Além da Síndrome Congênita do Zika Vírus, as demais doenças provocadas pelo Aedes aegypti também são causas de outras dificuldades para essas famílias. Sobretudo a Chikungunya, que muitas mulheres sofrem por muito tempo com as sequelas da doença, sobretudo se chegam a fase gravídica ou de envelhecimento. Além de afetar a libido e os Direitos Sexuais e Reprodutivos dessas mulheres, Daniele conta que essas sequelas também afetaram o mundo do trabalho, com destaque as pescadoras, que precisaram deixar de trabalhar após a doença.

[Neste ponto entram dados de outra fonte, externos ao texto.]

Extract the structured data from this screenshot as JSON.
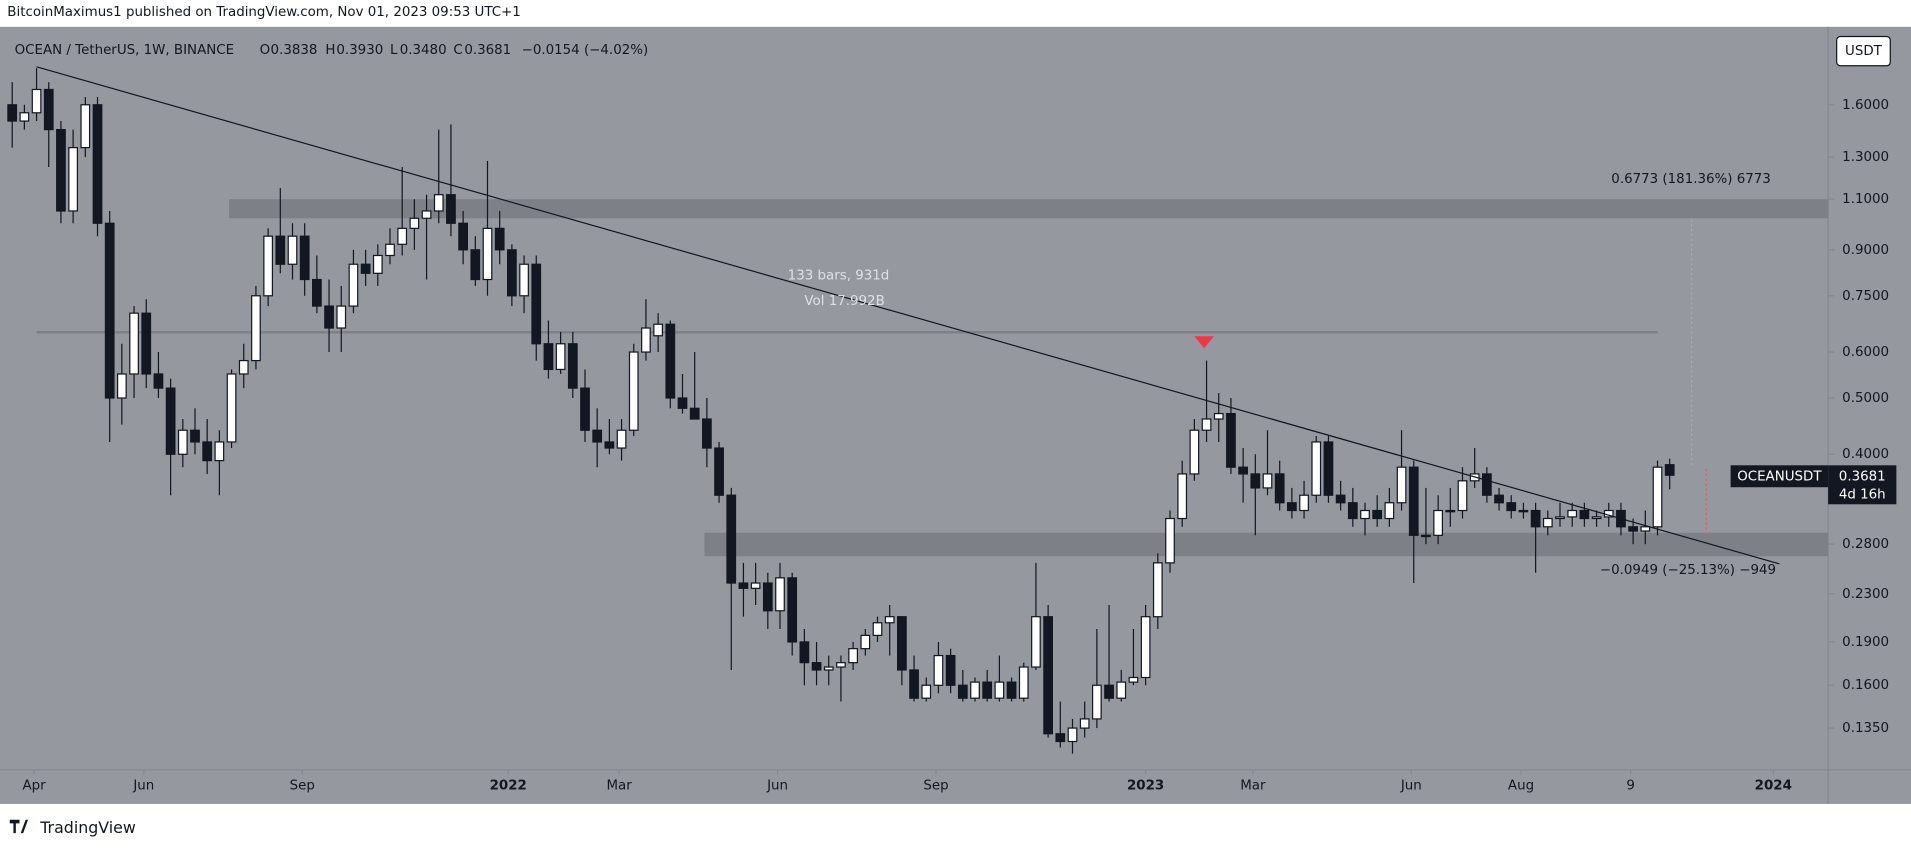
{
  "header": "BitcoinMaximus1 published on TradingView.com, Nov 01, 2023 09:53 UTC+1",
  "footer": "TradingView",
  "chart_data": {
    "type": "candlestick",
    "title": "OCEAN / TetherUS, 1W, BINANCE",
    "legend": {
      "o": "O",
      "o_value": "0.3838",
      "h": "H",
      "h_value": "0.3930",
      "l": "L",
      "l_value": "0.3480",
      "c": "C",
      "c_value": "0.3681",
      "change": "−0.0154 (−4.02%)"
    },
    "currency": "USDT",
    "last_price": {
      "symbol": "OCEANUSDT",
      "value": "0.3681",
      "countdown": "4d 16h"
    },
    "colors": {
      "up": "#ffffff",
      "down": "#131722",
      "outline": "#131722",
      "background": "#95989f",
      "zone": "#7d8087"
    },
    "log_scale": true,
    "ylim": [
      0.1144,
      2.18
    ],
    "yticks": [
      {
        "value": 1.6,
        "label": "1.6000"
      },
      {
        "value": 1.3,
        "label": "1.3000"
      },
      {
        "value": 1.1,
        "label": "1.1000"
      },
      {
        "value": 0.9,
        "label": "0.9000"
      },
      {
        "value": 0.75,
        "label": "0.7500"
      },
      {
        "value": 0.6,
        "label": "0.6000"
      },
      {
        "value": 0.5,
        "label": "0.5000"
      },
      {
        "value": 0.4,
        "label": "0.4000"
      },
      {
        "value": 0.28,
        "label": "0.2800"
      },
      {
        "value": 0.23,
        "label": "0.2300"
      },
      {
        "value": 0.19,
        "label": "0.1900"
      },
      {
        "value": 0.16,
        "label": "0.1600"
      },
      {
        "value": 0.135,
        "label": "0.1350"
      }
    ],
    "xlim": [
      -1,
      149
    ],
    "xticks": [
      {
        "value": 1.8,
        "label": "Apr"
      },
      {
        "value": 10.8,
        "label": "Jun"
      },
      {
        "value": 23.8,
        "label": "Sep"
      },
      {
        "value": 40.7,
        "label": "2022"
      },
      {
        "value": 49.8,
        "label": "Mar"
      },
      {
        "value": 62.8,
        "label": "Jun"
      },
      {
        "value": 75.8,
        "label": "Sep"
      },
      {
        "value": 93,
        "label": "2023"
      },
      {
        "value": 101.8,
        "label": "Mar"
      },
      {
        "value": 114.8,
        "label": "Jun"
      },
      {
        "value": 123.8,
        "label": "Aug"
      },
      {
        "value": 132.8,
        "label": "9"
      },
      {
        "value": 144.5,
        "label": "2024"
      }
    ],
    "ohlc": [
      [
        1.6,
        1.75,
        1.35,
        1.5
      ],
      [
        1.5,
        1.6,
        1.45,
        1.55
      ],
      [
        1.55,
        1.85,
        1.5,
        1.7
      ],
      [
        1.7,
        1.75,
        1.25,
        1.45
      ],
      [
        1.45,
        1.5,
        1.0,
        1.05
      ],
      [
        1.05,
        1.45,
        1.0,
        1.35
      ],
      [
        1.35,
        1.65,
        1.3,
        1.6
      ],
      [
        1.6,
        1.65,
        0.95,
        1.0
      ],
      [
        1.0,
        1.05,
        0.42,
        0.5
      ],
      [
        0.5,
        0.62,
        0.45,
        0.55
      ],
      [
        0.55,
        0.72,
        0.5,
        0.7
      ],
      [
        0.7,
        0.74,
        0.52,
        0.55
      ],
      [
        0.55,
        0.6,
        0.5,
        0.52
      ],
      [
        0.52,
        0.54,
        0.34,
        0.4
      ],
      [
        0.4,
        0.46,
        0.38,
        0.44
      ],
      [
        0.44,
        0.48,
        0.4,
        0.42
      ],
      [
        0.42,
        0.46,
        0.37,
        0.39
      ],
      [
        0.39,
        0.44,
        0.34,
        0.42
      ],
      [
        0.42,
        0.56,
        0.41,
        0.55
      ],
      [
        0.55,
        0.62,
        0.52,
        0.58
      ],
      [
        0.58,
        0.78,
        0.56,
        0.75
      ],
      [
        0.75,
        0.98,
        0.72,
        0.95
      ],
      [
        0.95,
        1.15,
        0.82,
        0.85
      ],
      [
        0.85,
        1.0,
        0.8,
        0.95
      ],
      [
        0.95,
        1.0,
        0.75,
        0.8
      ],
      [
        0.8,
        0.88,
        0.7,
        0.72
      ],
      [
        0.72,
        0.8,
        0.6,
        0.66
      ],
      [
        0.66,
        0.78,
        0.6,
        0.72
      ],
      [
        0.72,
        0.9,
        0.7,
        0.85
      ],
      [
        0.85,
        0.9,
        0.78,
        0.82
      ],
      [
        0.82,
        0.92,
        0.78,
        0.88
      ],
      [
        0.88,
        0.98,
        0.85,
        0.92
      ],
      [
        0.92,
        1.25,
        0.88,
        0.98
      ],
      [
        0.98,
        1.1,
        0.9,
        1.02
      ],
      [
        1.02,
        1.12,
        0.8,
        1.05
      ],
      [
        1.05,
        1.45,
        1.0,
        1.12
      ],
      [
        1.12,
        1.48,
        0.95,
        1.0
      ],
      [
        1.0,
        1.05,
        0.85,
        0.9
      ],
      [
        0.9,
        0.95,
        0.78,
        0.8
      ],
      [
        0.8,
        1.28,
        0.75,
        0.98
      ],
      [
        0.98,
        1.05,
        0.85,
        0.9
      ],
      [
        0.9,
        0.92,
        0.72,
        0.75
      ],
      [
        0.75,
        0.88,
        0.7,
        0.85
      ],
      [
        0.85,
        0.88,
        0.58,
        0.62
      ],
      [
        0.62,
        0.68,
        0.54,
        0.56
      ],
      [
        0.56,
        0.65,
        0.55,
        0.62
      ],
      [
        0.62,
        0.65,
        0.5,
        0.52
      ],
      [
        0.52,
        0.56,
        0.42,
        0.44
      ],
      [
        0.44,
        0.48,
        0.38,
        0.42
      ],
      [
        0.42,
        0.46,
        0.4,
        0.41
      ],
      [
        0.41,
        0.46,
        0.39,
        0.44
      ],
      [
        0.44,
        0.62,
        0.43,
        0.6
      ],
      [
        0.6,
        0.74,
        0.58,
        0.66
      ],
      [
        0.64,
        0.7,
        0.6,
        0.67
      ],
      [
        0.67,
        0.68,
        0.48,
        0.5
      ],
      [
        0.5,
        0.55,
        0.47,
        0.48
      ],
      [
        0.48,
        0.6,
        0.46,
        0.46
      ],
      [
        0.46,
        0.5,
        0.38,
        0.41
      ],
      [
        0.41,
        0.42,
        0.33,
        0.34
      ],
      [
        0.34,
        0.35,
        0.17,
        0.24
      ],
      [
        0.24,
        0.26,
        0.21,
        0.235
      ],
      [
        0.235,
        0.26,
        0.22,
        0.24
      ],
      [
        0.24,
        0.25,
        0.2,
        0.215
      ],
      [
        0.215,
        0.26,
        0.2,
        0.245
      ],
      [
        0.245,
        0.25,
        0.18,
        0.19
      ],
      [
        0.19,
        0.2,
        0.16,
        0.175
      ],
      [
        0.175,
        0.19,
        0.16,
        0.17
      ],
      [
        0.17,
        0.18,
        0.16,
        0.172
      ],
      [
        0.172,
        0.18,
        0.15,
        0.175
      ],
      [
        0.175,
        0.19,
        0.17,
        0.185
      ],
      [
        0.185,
        0.2,
        0.18,
        0.195
      ],
      [
        0.195,
        0.21,
        0.19,
        0.205
      ],
      [
        0.205,
        0.22,
        0.18,
        0.21
      ],
      [
        0.21,
        0.21,
        0.16,
        0.17
      ],
      [
        0.17,
        0.18,
        0.15,
        0.152
      ],
      [
        0.152,
        0.165,
        0.15,
        0.16
      ],
      [
        0.16,
        0.19,
        0.155,
        0.18
      ],
      [
        0.18,
        0.185,
        0.155,
        0.16
      ],
      [
        0.16,
        0.17,
        0.15,
        0.152
      ],
      [
        0.152,
        0.165,
        0.15,
        0.162
      ],
      [
        0.162,
        0.17,
        0.15,
        0.152
      ],
      [
        0.152,
        0.18,
        0.15,
        0.162
      ],
      [
        0.162,
        0.165,
        0.15,
        0.152
      ],
      [
        0.152,
        0.175,
        0.15,
        0.172
      ],
      [
        0.172,
        0.26,
        0.17,
        0.21
      ],
      [
        0.21,
        0.22,
        0.13,
        0.132
      ],
      [
        0.132,
        0.15,
        0.125,
        0.128
      ],
      [
        0.128,
        0.14,
        0.122,
        0.135
      ],
      [
        0.135,
        0.15,
        0.13,
        0.14
      ],
      [
        0.14,
        0.2,
        0.135,
        0.16
      ],
      [
        0.16,
        0.22,
        0.15,
        0.152
      ],
      [
        0.152,
        0.17,
        0.15,
        0.162
      ],
      [
        0.162,
        0.2,
        0.16,
        0.165
      ],
      [
        0.165,
        0.22,
        0.16,
        0.21
      ],
      [
        0.21,
        0.27,
        0.2,
        0.26
      ],
      [
        0.26,
        0.32,
        0.25,
        0.31
      ],
      [
        0.31,
        0.39,
        0.3,
        0.37
      ],
      [
        0.37,
        0.46,
        0.36,
        0.44
      ],
      [
        0.44,
        0.58,
        0.42,
        0.46
      ],
      [
        0.46,
        0.51,
        0.42,
        0.47
      ],
      [
        0.47,
        0.5,
        0.37,
        0.38
      ],
      [
        0.38,
        0.41,
        0.33,
        0.37
      ],
      [
        0.37,
        0.4,
        0.29,
        0.35
      ],
      [
        0.35,
        0.44,
        0.34,
        0.37
      ],
      [
        0.37,
        0.39,
        0.32,
        0.33
      ],
      [
        0.33,
        0.35,
        0.31,
        0.32
      ],
      [
        0.32,
        0.36,
        0.31,
        0.34
      ],
      [
        0.34,
        0.43,
        0.33,
        0.42
      ],
      [
        0.42,
        0.43,
        0.33,
        0.34
      ],
      [
        0.34,
        0.36,
        0.32,
        0.33
      ],
      [
        0.33,
        0.35,
        0.3,
        0.31
      ],
      [
        0.31,
        0.33,
        0.29,
        0.32
      ],
      [
        0.32,
        0.34,
        0.3,
        0.31
      ],
      [
        0.31,
        0.35,
        0.3,
        0.33
      ],
      [
        0.33,
        0.44,
        0.32,
        0.38
      ],
      [
        0.38,
        0.39,
        0.24,
        0.29
      ],
      [
        0.29,
        0.35,
        0.28,
        0.29
      ],
      [
        0.29,
        0.34,
        0.28,
        0.32
      ],
      [
        0.32,
        0.35,
        0.3,
        0.32
      ],
      [
        0.32,
        0.38,
        0.31,
        0.36
      ],
      [
        0.36,
        0.41,
        0.35,
        0.37
      ],
      [
        0.37,
        0.38,
        0.33,
        0.34
      ],
      [
        0.34,
        0.35,
        0.32,
        0.33
      ],
      [
        0.33,
        0.34,
        0.31,
        0.32
      ],
      [
        0.32,
        0.33,
        0.31,
        0.32
      ],
      [
        0.32,
        0.33,
        0.25,
        0.3
      ],
      [
        0.3,
        0.32,
        0.29,
        0.31
      ],
      [
        0.31,
        0.33,
        0.3,
        0.312
      ],
      [
        0.312,
        0.33,
        0.3,
        0.32
      ],
      [
        0.32,
        0.33,
        0.3,
        0.31
      ],
      [
        0.31,
        0.32,
        0.3,
        0.312
      ],
      [
        0.312,
        0.33,
        0.3,
        0.32
      ],
      [
        0.32,
        0.33,
        0.29,
        0.3
      ],
      [
        0.3,
        0.31,
        0.28,
        0.295
      ],
      [
        0.295,
        0.32,
        0.28,
        0.3
      ],
      [
        0.3,
        0.39,
        0.29,
        0.38
      ],
      [
        0.3838,
        0.393,
        0.348,
        0.3681
      ]
    ],
    "trendline": {
      "x": [
        2,
        145
      ],
      "y": [
        1.86,
        0.259
      ]
    },
    "zones": [
      {
        "x": [
          17.8,
          149
        ],
        "y": [
          1.02,
          1.1
        ]
      },
      {
        "x": [
          56.8,
          149
        ],
        "y": [
          0.267,
          0.293
        ]
      }
    ],
    "level_line": {
      "x": [
        2,
        135
      ],
      "y": 0.649
    },
    "annotations": {
      "bars": "133 bars, 931d",
      "volume": "Vol 17.992B",
      "target": "0.6773 (181.36%) 6773",
      "drawdown": "−0.0949 (−25.13%) −949"
    }
  }
}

Essa experiência delineou o quanto a injustiça reprodutiva está relacionada à falta de qualidade de vida, que por sua vez, expõe mais mulheres negras às condições ambientais e em um contexto de mudanças climáticas. “A gente precisa que os serviços públicos em todas as esferas assumam suas responsabilidades para que essas mulheres não sofram com a baixa qualidade de vida em suas casas e que tenham as condições de viver uma vida sem o risco de ter uma doença decorrente da falta de políticas públicas implementadas, que é a causa do saneamento básico, do lixo e outros fatores que causam a tríplice epidemia”, afirma a economista.